Berkat jasa Anas bin Malik, Malik bin Dinar berubah menjadi orang yang sangat mencintai akhirat dan menghindari godaan dunia.

Tak sadarkan diri

Malik bin Dinar, suatu hari menghadiri pemakaman seseorang.

Tiba-tiba, tubuh Malik bin Dinar gemetar ketakutan sambil berkata pada dirinya sendiri.

“Wahai Malik. Seperti inilah keadaanmu nanti. Tidak ada sesuatu pun yang bisa menolongmu di kubur nanti,” batin Malik bin Dinar dalam hati. 

Malik bin Dinar terus berkata seperti itu berulang-ulang.

Saking takutnya pada kematian, tiba-tiba Malik bin Dinar jatuh pingsan, dan akhirnya tersungkur ke dalam kubur yang belum ditimbun tanah.  

Menolak Dijodohkan

Di kota Bashrah, ada seorang tuan kaya raya yang memiliki anak perempuannya yang sangat cantik jelita.

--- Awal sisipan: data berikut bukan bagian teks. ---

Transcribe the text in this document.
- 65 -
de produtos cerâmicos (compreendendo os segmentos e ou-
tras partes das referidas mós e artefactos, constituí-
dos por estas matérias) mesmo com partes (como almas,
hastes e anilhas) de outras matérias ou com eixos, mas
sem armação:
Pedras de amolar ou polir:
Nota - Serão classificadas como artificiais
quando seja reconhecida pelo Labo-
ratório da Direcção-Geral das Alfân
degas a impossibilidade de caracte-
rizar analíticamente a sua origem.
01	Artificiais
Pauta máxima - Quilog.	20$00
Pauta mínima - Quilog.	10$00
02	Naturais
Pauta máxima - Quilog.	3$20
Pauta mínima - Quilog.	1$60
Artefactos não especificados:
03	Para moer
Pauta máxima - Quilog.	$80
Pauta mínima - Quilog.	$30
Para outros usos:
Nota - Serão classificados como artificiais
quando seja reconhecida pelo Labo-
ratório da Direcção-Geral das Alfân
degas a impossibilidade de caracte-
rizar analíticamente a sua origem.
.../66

Kebetulan tuan kaya itu mengetahui tentang kesalehan Malik bin Dinar.

“Aku ingin sekali memiliki menantu sesaleh Malik bin Dinar,” kata tuan kaya sambil mengutus orang kepada Malik bin Dinar agar ia mau menikahi putrinya yang cantik.

Namun Malik bin Dinar menolak halus tawaran tuan kaya itu.

“Sayang sekali, sungguh aku telah menceraikan dunia dan tak lagi peduli dengan apa yang tak kudapat darinya,” kata Malik bin Dinar pada utusan tuan kaya raya itu.

Menyadarkan Si Pencuri

Malik bin Dinar hidupnya sangat sederhana dan nyaris tak memiliki harta benda yang berharga.

Namun meski begitu, ada juga orang jahat yang tetap datang mencuri ke rumah Malik bin Dinar.

Ketika ada di dalam rumah Malik bin Dinar, si pencuri itu kebingungan.

“Orang ini benar-benar sangat miskin. Tak ada satupun benda berharga yang bisa aku curi,” pencuri menggerutu kesal.

“Di rumahnya hanya ada sebuah Al-Qur’an dan sehelai baju lusuh,” keluh si pencuri bingung.

Tiba-tiba Malik bin Dinar menegurnya.

“Aku takkan menghukummu. Daripada engkau tak mendapatkan apa-apa di sini. Maukah engkau menerima bagian dari akhirat?” tanya Malik bin Dinar pada pencuri.

“Mudah kok. Engkau tinggal berwudhu dan shalat dua rakaat,” nasihat Malik bin Dinar kemudian.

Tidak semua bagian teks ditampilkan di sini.